Auteurs et déclarations

28 avril 2017

Un suivi étroit requis

La difficulté prévisible sera le suivi des patients.

« Les analogues nucléosidiques ne peuvent être interrompus que chez les patients qui peuvent être étroitement suivis, avec des dosages réguliers d’ALAT et d’ADN viral durant au moins un an après l’interruption. Malheureusement, aucun prédicteur fiable de la rémission post-traitement n’a été identifié à ce jour. Les critères de reprise du traitement sont également importants, mais restent à déterminer », est-il écrit dans les recommandations.

En pratique, dans les essais européens d’interruption, une visite de suivi a été instaurée tous les 15 jours : un rythme contraignant, donc. Il faut vérifier dans quelle mesure un tel suivi est réalisable avant d’interrompre le traitement.

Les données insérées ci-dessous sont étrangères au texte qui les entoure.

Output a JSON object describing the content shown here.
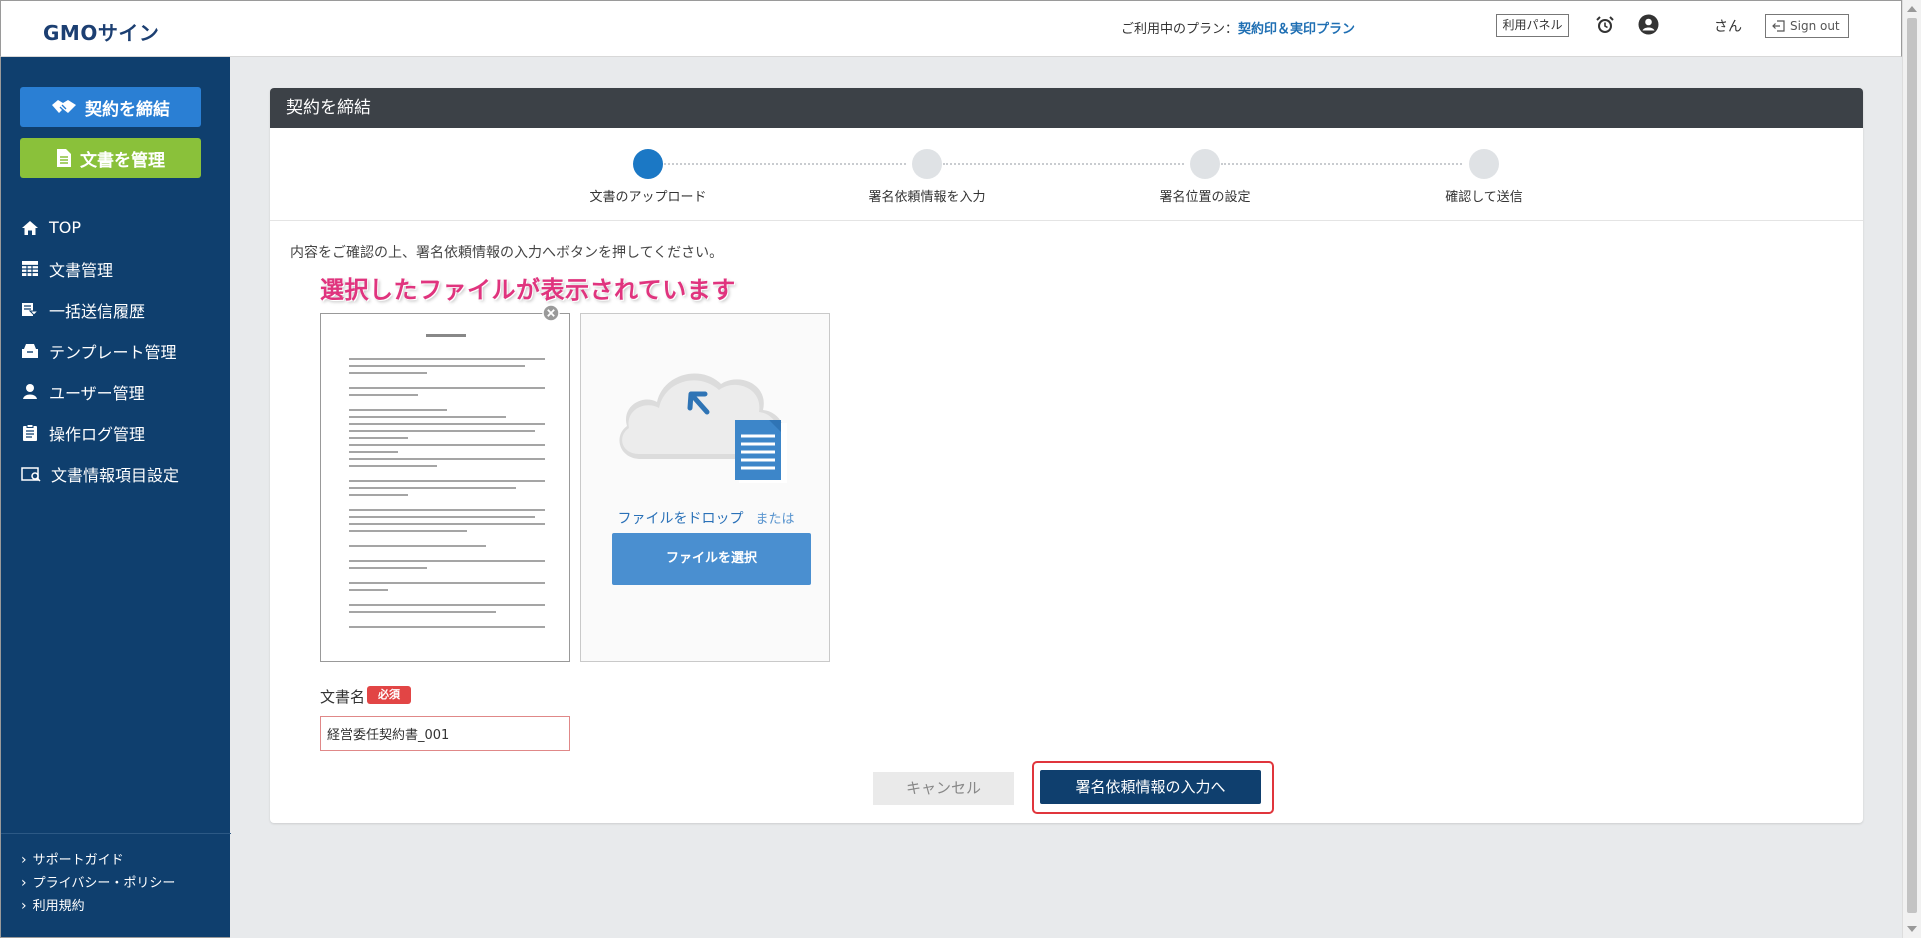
{
  "header": {
    "logo": "GMOサイン",
    "plan_prefix": "ご利用中のプラン：",
    "plan_name": "契約印＆実印プラン",
    "panel_label": "利用パネル",
    "username": "さん",
    "signout_label": "Sign out"
  },
  "sidebar": {
    "contract_button": "契約を締結",
    "manage_button": "文書を管理",
    "nav": [
      {
        "label": "TOP",
        "icon": "home-icon"
      },
      {
        "label": "文書管理",
        "icon": "grid-icon"
      },
      {
        "label": "一括送信履歴",
        "icon": "bulk-send-icon"
      },
      {
        "label": "テンプレート管理",
        "icon": "template-icon"
      },
      {
        "label": "ユーザー管理",
        "icon": "user-icon"
      },
      {
        "label": "操作ログ管理",
        "icon": "log-icon"
      },
      {
        "label": "文書情報項目設定",
        "icon": "doc-info-icon"
      }
    ],
    "footer_links": [
      "サポートガイド",
      "プライバシー・ポリシー",
      "利用規約"
    ]
  },
  "main": {
    "title": "契約を締結",
    "steps": [
      {
        "label": "文書のアップロード",
        "active": true
      },
      {
        "label": "署名依頼情報を入力",
        "active": false
      },
      {
        "label": "署名位置の設定",
        "active": false
      },
      {
        "label": "確認して送信",
        "active": false
      }
    ],
    "instruction": "内容をご確認の上、署名依頼情報の入力へボタンを押してください。",
    "callout": "選択したファイルが表示されています",
    "upload": {
      "drop_text": "ファイルをドロップ",
      "or_text": "または",
      "select_button": "ファイルを選択"
    },
    "document_name_label": "文書名",
    "required_badge": "必須",
    "document_name_value": "経営委任契約書_001",
    "cancel_button": "キャンセル",
    "next_button": "署名依頼情報の入力へ"
  },
  "colors": {
    "sidebar_bg": "#0f3f6e",
    "accent_blue": "#1b78c5",
    "manage_green": "#8ac13a",
    "highlight_red": "#e0353c",
    "callout_pink": "#e0347e"
  }
}
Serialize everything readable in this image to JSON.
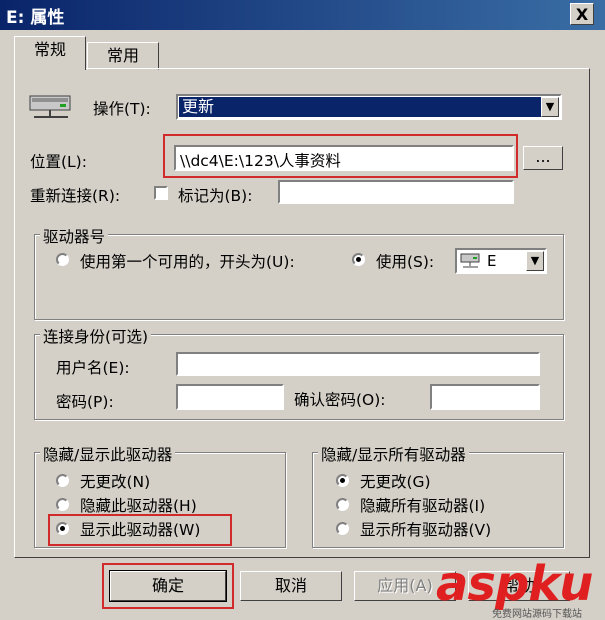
{
  "window": {
    "title": "E: 属性",
    "close": "X"
  },
  "tabs": [
    {
      "label": "常规"
    },
    {
      "label": "常用"
    }
  ],
  "action": {
    "label": "操作(T):",
    "value": "更新"
  },
  "location": {
    "label": "位置(L):",
    "value": "\\\\dc4\\E:\\123\\人事资料",
    "browse": "..."
  },
  "reconnect": {
    "label": "重新连接(R):",
    "tag_label": "标记为(B):",
    "tag_value": ""
  },
  "drive_letter": {
    "title": "驱动器号",
    "first_available": "使用第一个可用的，开头为(U):",
    "use": "使用(S):",
    "drive_value": "E"
  },
  "connect_as": {
    "title": "连接身份(可选)",
    "username": "用户名(E):",
    "password": "密码(P):",
    "confirm_password": "确认密码(O):"
  },
  "hide_show_this": {
    "title": "隐藏/显示此驱动器",
    "options": [
      "无更改(N)",
      "隐藏此驱动器(H)",
      "显示此驱动器(W)"
    ],
    "selected": 2
  },
  "hide_show_all": {
    "title": "隐藏/显示所有驱动器",
    "options": [
      "无更改(G)",
      "隐藏所有驱动器(I)",
      "显示所有驱动器(V)"
    ],
    "selected": 0
  },
  "buttons": {
    "ok": "确定",
    "cancel": "取消",
    "apply": "应用(A)",
    "help": "帮助"
  },
  "watermark": {
    "brand": "aspku",
    "sub": "免费网站源码下载站"
  }
}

Il semble d’ailleurs que certains patients refusent l’interruption au motif que le suivi serait alors trop lourd – ce que le Pr Thomas Berg (Université de Leipzig) qualifie « d’effet secondaire de l’interruption ».

« De toutes façons, un certain nombre de patients vont arrêter d’eux-mêmes leur traitement » a cependant relevé le Pr Georges Papatheodoridis (Université d’Athènes). « Donc autant que la manœuvre soit encadrée ».

Un rythme de surveillance plausible, et le cas échéant, des critères de réinstauration raisonnables, sont largement une question de bon sens. « Chez les patients qui interrompent le traitement, il parait cliniquement raisonnable d’appliquer comme critère de réinstauration, les critères d’indication utilisés chez les patients naïfs », indiquent les recommandations.

Recherche : le programme HBV Cure de l’ANRS

Au-delà de ses recommandations de prise en charge, l’EASL discute les efforts de recherche clinique pour la découverte et la validation de nouveaux biomarqueurs de guérison de l’hépatite B, ainsi que pour la découverte de nouveaux antiviraux et leur évaluation dans le cadre d’essais cliniques pour augmenter le taux de guérison fonctionnelle (perte de l’AgHBs). La France participe activement aux programmes de recherche thérapeutique contre le VHB à l’échelon international, notamment grâce à l’action coordonnée AC34 « HBV cure » de l’ANRS (http://www.anrs.fr/Hepatites-virales-B-et-C/Clinique/Actualites/Une-nouvelle-priorite-a-l-ANRS-HBV-Cure)

Les déclarations d’intérêt des auteurs figurent dans la publication.